From THINGS I DIDN’T KNOW I LOVED
I’ve written this somewhere before
wading through a dark muddy street I’m going to the shadow play
Ramazan night
a paper lantern leading the way
maybe nothing like this ever happened
maybe I read it somewhere an eight-year-old boy
going to the shadow play
Ramazan night in Istanbul holding his grandfather’s hand
his grandfather has on a fez and is wearing the fur coat
with a sable collar over his robe
and there’s a lantern in the servant’s hand
and I can’t contain myself for joy
flowers come to mind for some reason
poppies cactuses jonquils
in the jonquil garden in Kadikoy Istanbul I kissed Marika
fresh almonds on her breath
I was seventeen
my heart on a swing touched the sky
I didn’t know I loved flowers
friends sent me three red carnations in prison
I just remembered the stars
I love them too
whether I’m floored watching them from below
or whether I’m flying at their side
The most striking "aspect" of his life and work is the way he followed his heart wherever it led him, whether in his life or in his work, without regard for how he appeared to others or the world at large. He didn't keep up appearances but acted on his feelings in his life and put his feelings into poetry, no matter how he looked.
From ON LIVING
"This earth will grow cold,
a star among stars
and one of the smallest,
a gilded mote on blue velvet--
I mean this, our great earth.
This earth will grow cold one day,
not like a block of ice
or a dead cloud even
but like an empty walnut it will roll along
in pitch-black space . .
You must grieve for this right now
--you have to feel this sorrow now--
for the world must be loved this much
if you're going to say "I lived". . .|
A great poet feels the pulse of everything in this universe, even the cry of an earthworm. These final lines quoted above from the poem in three sections, with the emphatic “You must grieve for this right now” are as forceful as a commandment. Only by embracing mortality “right now”, by understanding and feeling life’s negation, can we live fully. Loving life to the point of grieving for its loss is inseparable from truly living – the half-rhyme of “loved” and “lived” in this translation underscores this.
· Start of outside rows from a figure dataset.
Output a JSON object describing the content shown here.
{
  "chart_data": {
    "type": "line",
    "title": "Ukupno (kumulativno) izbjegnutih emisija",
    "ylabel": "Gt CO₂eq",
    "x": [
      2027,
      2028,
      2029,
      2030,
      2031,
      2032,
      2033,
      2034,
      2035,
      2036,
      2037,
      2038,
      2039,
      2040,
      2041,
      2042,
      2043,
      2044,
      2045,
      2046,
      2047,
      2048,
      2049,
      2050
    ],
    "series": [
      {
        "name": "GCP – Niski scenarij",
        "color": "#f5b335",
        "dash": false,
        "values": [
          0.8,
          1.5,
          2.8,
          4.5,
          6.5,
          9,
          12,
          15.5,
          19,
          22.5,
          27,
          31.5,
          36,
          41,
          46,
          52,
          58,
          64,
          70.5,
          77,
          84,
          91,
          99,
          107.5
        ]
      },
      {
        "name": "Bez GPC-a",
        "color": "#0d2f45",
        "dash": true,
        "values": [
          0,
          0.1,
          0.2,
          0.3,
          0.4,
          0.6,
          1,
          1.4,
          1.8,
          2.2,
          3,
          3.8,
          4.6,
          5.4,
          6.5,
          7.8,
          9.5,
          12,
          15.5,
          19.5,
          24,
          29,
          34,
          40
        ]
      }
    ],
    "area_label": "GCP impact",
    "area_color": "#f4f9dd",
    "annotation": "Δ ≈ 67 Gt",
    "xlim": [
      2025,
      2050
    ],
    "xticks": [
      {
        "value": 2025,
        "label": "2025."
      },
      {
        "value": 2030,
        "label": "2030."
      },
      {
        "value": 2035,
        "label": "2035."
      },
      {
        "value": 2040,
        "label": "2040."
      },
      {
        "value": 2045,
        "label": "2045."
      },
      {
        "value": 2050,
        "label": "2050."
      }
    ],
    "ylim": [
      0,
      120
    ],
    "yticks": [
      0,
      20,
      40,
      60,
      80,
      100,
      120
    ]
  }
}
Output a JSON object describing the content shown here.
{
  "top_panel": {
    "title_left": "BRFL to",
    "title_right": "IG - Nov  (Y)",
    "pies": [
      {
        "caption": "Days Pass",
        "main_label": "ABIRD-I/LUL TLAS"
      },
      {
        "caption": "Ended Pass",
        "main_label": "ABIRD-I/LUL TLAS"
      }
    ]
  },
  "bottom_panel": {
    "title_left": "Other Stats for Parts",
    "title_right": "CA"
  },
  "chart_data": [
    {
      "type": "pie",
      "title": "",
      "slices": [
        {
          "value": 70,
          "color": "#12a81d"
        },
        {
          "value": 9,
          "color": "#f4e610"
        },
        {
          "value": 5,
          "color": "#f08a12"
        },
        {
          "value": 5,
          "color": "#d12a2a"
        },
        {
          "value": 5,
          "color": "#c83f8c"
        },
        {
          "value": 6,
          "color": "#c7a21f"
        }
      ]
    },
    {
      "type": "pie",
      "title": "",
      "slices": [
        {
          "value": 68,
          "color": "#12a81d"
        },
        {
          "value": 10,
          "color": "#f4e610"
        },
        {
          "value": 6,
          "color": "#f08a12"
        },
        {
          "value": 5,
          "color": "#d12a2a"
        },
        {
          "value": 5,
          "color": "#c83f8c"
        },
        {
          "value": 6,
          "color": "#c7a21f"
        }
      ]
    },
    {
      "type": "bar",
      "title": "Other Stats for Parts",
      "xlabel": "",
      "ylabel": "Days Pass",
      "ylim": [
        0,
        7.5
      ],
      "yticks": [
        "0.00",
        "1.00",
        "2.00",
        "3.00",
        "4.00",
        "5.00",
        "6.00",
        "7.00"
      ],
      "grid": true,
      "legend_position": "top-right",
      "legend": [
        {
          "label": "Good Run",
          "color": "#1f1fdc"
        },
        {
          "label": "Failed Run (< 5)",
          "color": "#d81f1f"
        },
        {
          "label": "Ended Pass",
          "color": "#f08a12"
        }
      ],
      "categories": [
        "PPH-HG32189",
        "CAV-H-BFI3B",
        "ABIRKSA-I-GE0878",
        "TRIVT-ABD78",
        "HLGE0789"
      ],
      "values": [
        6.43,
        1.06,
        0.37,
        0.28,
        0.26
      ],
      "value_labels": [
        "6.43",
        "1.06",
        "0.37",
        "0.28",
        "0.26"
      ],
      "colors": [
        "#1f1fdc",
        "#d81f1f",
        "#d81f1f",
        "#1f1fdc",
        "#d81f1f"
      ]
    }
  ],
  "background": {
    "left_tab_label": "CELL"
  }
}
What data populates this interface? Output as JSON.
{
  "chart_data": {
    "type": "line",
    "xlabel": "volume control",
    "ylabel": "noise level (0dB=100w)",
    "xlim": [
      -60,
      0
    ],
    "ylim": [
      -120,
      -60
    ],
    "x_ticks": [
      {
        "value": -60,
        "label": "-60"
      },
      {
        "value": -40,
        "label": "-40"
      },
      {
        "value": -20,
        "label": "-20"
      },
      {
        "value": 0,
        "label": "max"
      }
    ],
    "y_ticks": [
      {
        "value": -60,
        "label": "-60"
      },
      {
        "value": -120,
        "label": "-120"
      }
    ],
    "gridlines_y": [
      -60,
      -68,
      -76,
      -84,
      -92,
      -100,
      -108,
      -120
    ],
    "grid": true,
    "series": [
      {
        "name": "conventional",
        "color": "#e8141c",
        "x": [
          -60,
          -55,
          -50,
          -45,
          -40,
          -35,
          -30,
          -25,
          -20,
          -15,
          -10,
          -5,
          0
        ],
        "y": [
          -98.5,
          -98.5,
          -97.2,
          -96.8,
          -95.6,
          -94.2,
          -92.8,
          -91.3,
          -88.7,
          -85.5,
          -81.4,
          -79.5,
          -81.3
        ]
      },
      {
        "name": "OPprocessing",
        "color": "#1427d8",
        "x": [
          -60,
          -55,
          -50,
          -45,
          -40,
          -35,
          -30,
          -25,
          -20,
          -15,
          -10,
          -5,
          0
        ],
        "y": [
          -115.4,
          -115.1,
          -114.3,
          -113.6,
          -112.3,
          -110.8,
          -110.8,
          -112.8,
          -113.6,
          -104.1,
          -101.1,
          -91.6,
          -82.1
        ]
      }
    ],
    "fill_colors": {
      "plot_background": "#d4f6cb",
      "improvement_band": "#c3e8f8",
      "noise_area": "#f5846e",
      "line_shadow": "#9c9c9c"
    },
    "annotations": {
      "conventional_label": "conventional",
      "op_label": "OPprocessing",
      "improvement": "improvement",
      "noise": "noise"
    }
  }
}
Like Whitman, Hikmet speaks of himself, his country, and the world in the same breath. At once personal and public, his poetry records his life without reducing it to self-consciousness; he affirms reality of facts at the same time that he insists in the validity of his feelings. His human presence - playful, optimistic, and capable of childlike joy- keeps his poems open, public, and committed to social and artistic change. And in the perfect oneness of his life and art, Hikmet emerges as a heroic figure. His early poems proclaim this unity as a faith: art is an event, he maintains, in social as well as literary history, and a poet's bearing in art is inseparable from his bearing in life. The rest of Hikmet's life gave him ample opportunity to act upon this faith and, in fact to deepen it.
As Terrence Des Pres observes: Hikmet's exemplary life and special vision - at once historical and timeless, Marxist and mystical - had unique consequences for his art: Simply because in his art and in his person Hikmet opposes the enemies of the human spirit in harmony with itself and the earth, he can speak casually and yet with a seriousness that most modern American poets never dream of attempting.
Nazim’s poetry is a celebration of our joys and sorrows. His poems are fresh, intimate, honest, uncompromising, gently humorous, musical, filled with longing and hope and refuse to let despair triumph in spite of outward circumstances. It is with a sense of euphoria that I recommend this marvelous poetry collection to all poetry lovers across the globe.